Si vous pensiez qu'une vignette environnementale sur votre pare-brise vous garantissait la sécurité, détrompez-vous. Jusqu'à présent, la plupart des restrictions visaient les véhicules sans vignette (catégorie A), mais le calendrier des restrictions va se durcir considérablement. Plusieurs villes ont déjà fixé des dates d'expiration pour la libre circulation des voitures munies de vignettes environnementales B et C. Par exemple, à Malaga, les véhicules munis d'une vignette B devraient être interdits de circulation d'ici fin 2024, sauf pour les résidents, et Palma de Majorque suivra une voie similaire à partir de 2027.

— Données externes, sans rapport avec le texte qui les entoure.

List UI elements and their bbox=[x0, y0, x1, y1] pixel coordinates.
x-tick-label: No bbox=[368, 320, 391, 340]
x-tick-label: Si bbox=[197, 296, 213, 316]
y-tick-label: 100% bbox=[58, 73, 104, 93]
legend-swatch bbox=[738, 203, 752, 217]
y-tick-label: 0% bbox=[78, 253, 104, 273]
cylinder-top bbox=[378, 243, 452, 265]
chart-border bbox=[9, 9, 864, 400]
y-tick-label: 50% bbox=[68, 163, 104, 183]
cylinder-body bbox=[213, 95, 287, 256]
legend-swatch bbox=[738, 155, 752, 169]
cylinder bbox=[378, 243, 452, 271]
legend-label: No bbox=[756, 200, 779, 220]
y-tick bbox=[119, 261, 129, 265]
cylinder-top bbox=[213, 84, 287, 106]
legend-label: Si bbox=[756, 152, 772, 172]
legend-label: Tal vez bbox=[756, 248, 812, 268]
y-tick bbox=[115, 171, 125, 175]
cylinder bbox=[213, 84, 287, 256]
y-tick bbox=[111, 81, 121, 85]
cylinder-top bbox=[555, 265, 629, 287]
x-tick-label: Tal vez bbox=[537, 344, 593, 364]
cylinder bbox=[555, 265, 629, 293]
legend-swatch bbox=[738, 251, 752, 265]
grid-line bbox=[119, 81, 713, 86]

Le cas de la Catalogne est également significatif, car le plan de mobilité de la métropole barcelonaise prévoit qu'à partir de 2028, les véhicules munis d'une vignette jaune seront interdits d'accès aux 36 communes qui composent cette agglomération. De plus, des villes comme Cadix et Getafe envisagent déjà, respectivement pour 2027 et 2029 , de restreindre l'accès aux véhicules munis d'une vignette C , ceux-là mêmes qui étaient jusqu'à récemment considérés comme modernes et performants. Ces restrictions seront signalées par le désormais célèbre panneau R-120, et leur non-respect constituera une infraction grave passible d'une amende forfaitaire de 200 euros.

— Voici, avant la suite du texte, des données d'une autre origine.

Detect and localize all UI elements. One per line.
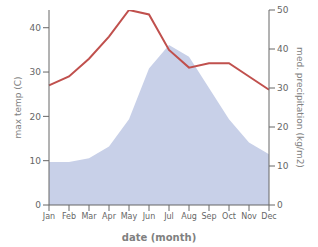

La résilience des municipalités et le risque lié aux fonds européens

Partout ailleurs en Espagne, la situation est tout aussi tendue. À Tolède, par exemple, la municipalité a dû demander une prolongation de dernière minute jusqu'en septembre 2026 pour éviter de devoir rembourser quelque 10 millions d'euros de subventions européennes. L'absence de consensus politique a bloqué l'application du décret, compromettant le financement des projets de mobilité durable. L'équilibre est délicat : les municipalités sont légalement tenues de limiter la circulation, mais elles craignent le mécontentement des habitants lors des élections, ces derniers ne disposant souvent pas d'alternatives viables en matière de transports publics.

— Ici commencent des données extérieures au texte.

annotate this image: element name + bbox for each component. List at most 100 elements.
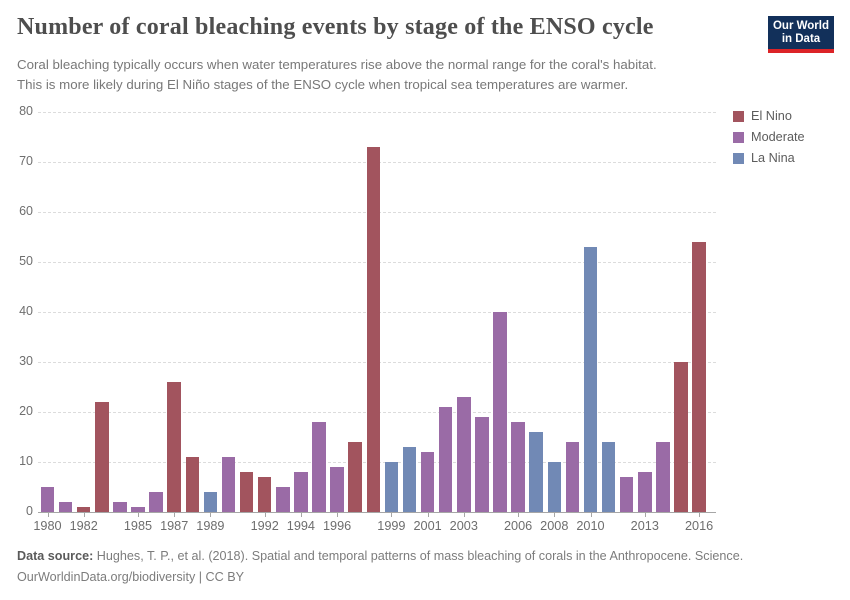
owid-logo: Our World in Data — [768, 16, 834, 53]
legend-item-la-nina: La Nina — [733, 151, 805, 165]
bar-2005 — [493, 312, 507, 512]
attribution-line: OurWorldinData.org/biodiversity | CC BY — [17, 570, 245, 584]
bar-1992 — [257, 477, 272, 512]
x-tick-label-2006: 2006 — [503, 519, 533, 533]
bar-2015 — [674, 362, 688, 512]
x-tick-1999 — [391, 512, 393, 517]
x-tick-label-1985: 1985 — [123, 519, 153, 533]
x-axis-line — [38, 512, 716, 513]
bar-2010 — [583, 247, 598, 512]
y-tick-label-60: 60 — [19, 204, 33, 218]
bar-2016 — [692, 242, 706, 512]
bar-2007 — [529, 432, 543, 512]
legend-label: Moderate — [751, 130, 805, 144]
legend-label: La Nina — [751, 151, 795, 165]
bar-1999 — [384, 462, 399, 512]
x-tick-label-2016: 2016 — [684, 519, 714, 533]
chart-subtitle: Coral bleaching typically occurs when wa… — [17, 55, 737, 94]
x-tick-1987 — [174, 512, 176, 517]
x-tick-label-1987: 1987 — [160, 519, 189, 533]
bar-1998 — [366, 147, 381, 512]
x-tick-1992 — [264, 512, 266, 517]
bar-1983 — [95, 402, 109, 512]
x-tick-label-1999: 1999 — [377, 519, 406, 533]
x-tick-label-2001: 2001 — [413, 519, 442, 533]
bar-1990 — [221, 457, 236, 512]
x-tick-label-1994: 1994 — [286, 519, 315, 533]
bar-2000 — [402, 447, 417, 512]
bar-1986 — [149, 492, 163, 512]
data-source-label: Data source: — [17, 549, 94, 563]
bar-1980 — [40, 487, 55, 512]
bar-2009 — [565, 442, 580, 512]
bar-2003 — [457, 397, 471, 512]
chart-legend: El Nino Moderate La Nina — [733, 109, 805, 165]
x-tick-1985 — [138, 512, 139, 517]
x-tick-label-2013: 2013 — [630, 519, 659, 533]
bar-2001 — [420, 452, 435, 512]
bar-1984 — [113, 502, 127, 512]
bar-1989 — [203, 492, 218, 512]
y-tick-label-40: 40 — [19, 304, 33, 318]
x-tick-2008 — [554, 512, 556, 517]
gridline-80 — [38, 112, 716, 113]
bar-1993 — [276, 487, 290, 512]
x-tick-label-2008: 2008 — [540, 519, 569, 533]
x-tick-1996 — [337, 512, 339, 517]
bar-1982 — [76, 507, 91, 512]
owid-logo-line2: in Data — [781, 32, 821, 45]
bar-2006 — [511, 422, 525, 512]
y-tick-label-50: 50 — [19, 254, 33, 268]
bar-1995 — [312, 422, 326, 512]
bar-2013 — [638, 472, 652, 512]
bar-2002 — [438, 407, 453, 512]
el-nino-swatch-icon — [733, 110, 744, 122]
bar-1996 — [330, 467, 344, 512]
y-tick-label-0: 0 — [26, 504, 33, 518]
x-tick-2001 — [427, 512, 429, 517]
y-tick-label-70: 70 — [19, 154, 33, 168]
x-tick-label-1992: 1992 — [250, 519, 279, 533]
x-tick-label-1996: 1996 — [322, 519, 352, 533]
x-tick-1980 — [47, 512, 49, 517]
bar-1997 — [348, 442, 362, 512]
owid-logo-line1: Our World — [772, 19, 829, 32]
x-tick-label-1989: 1989 — [196, 519, 225, 533]
bar-2004 — [475, 417, 489, 512]
legend-item-el-nino: El Nino — [733, 109, 805, 123]
y-tick-label-10: 10 — [19, 454, 33, 468]
data-source-text: Hughes, T. P., et al. (2018). Spatial an… — [93, 549, 744, 563]
bar-2012 — [619, 477, 634, 512]
bar-2011 — [601, 442, 616, 512]
x-tick-2016 — [699, 512, 701, 517]
x-tick-2010 — [590, 512, 592, 517]
x-tick-1982 — [83, 512, 85, 517]
x-tick-2003 — [463, 512, 465, 517]
subtitle-line-1: Coral bleaching typically occurs when wa… — [17, 57, 657, 72]
moderate-swatch-icon — [733, 131, 744, 143]
y-tick-label-80: 80 — [19, 104, 33, 118]
legend-label: El Nino — [751, 109, 792, 123]
page-title: Number of coral bleaching events by stag… — [17, 14, 654, 40]
bar-1994 — [294, 472, 308, 512]
subtitle-line-2: This is more likely during El Niño stage… — [17, 76, 629, 92]
data-source-line: Data source: Hughes, T. P., et al. (2018… — [17, 549, 817, 563]
x-tick-1994 — [300, 512, 302, 517]
bar-2014 — [656, 442, 670, 512]
x-tick-1989 — [210, 512, 212, 517]
x-tick-label-2010: 2010 — [576, 519, 605, 533]
la-nina-swatch-icon — [733, 152, 744, 164]
bar-1991 — [239, 472, 254, 512]
bar-1985 — [131, 507, 145, 512]
x-tick-2013 — [644, 512, 646, 517]
bar-1988 — [185, 457, 200, 512]
x-tick-label-1980: 1980 — [33, 519, 62, 533]
legend-item-moderate: Moderate — [733, 130, 805, 144]
x-tick-2006 — [518, 512, 520, 517]
bar-1981 — [58, 502, 73, 512]
y-tick-label-30: 30 — [19, 354, 33, 368]
bar-2008 — [547, 462, 562, 512]
x-tick-label-2003: 2003 — [449, 519, 478, 533]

En revanche, on peut citer l'exemple d'Ourense, qui verbalise efficacement grâce à son système de caméras depuis juillet 2026. Dans cette ville, le modèle repose sur un contrôle strict par reconnaissance des plaques d'immatriculation , tout en prévoyant des accès pour les riverains et les services d'urgence afin d'éviter que le centre-ville ne devienne une zone commerciale désertée. Parallèlement, dans des villes comme Valladolid, les tribunaux ont donné raison au conseil municipal, autorisant une zone à faibles émissions (ZFE) plus restreinte que ce que les associations environnementales avaient demandé. Ils ont fait valoir que le principe de proportionnalité devait prévaloir et que les restrictions ne devaient pas excéder ce qui était strictement nécessaire.
En définitive, la transition vers une mobilité plus propre en Espagne s'annonce semée d'embûches, mêlant la nécessité de protéger la santé publique et le respect des droits économiques des citoyens. Les ingénieurs alertent déjà sur le fait que limiter la circulation en centre-ville sans étude technique approfondie pourrait simplement déplacer la pollution et le bruit vers les quartiers périphériques, créant ainsi un problème là où il n'y en avait pas. Ce qui est certain, c'est que l'époque où l'on pouvait foncer en voiture au cœur de la ville touche à sa fin, et il est préférable de bien s'informer pour limiter les dépenses.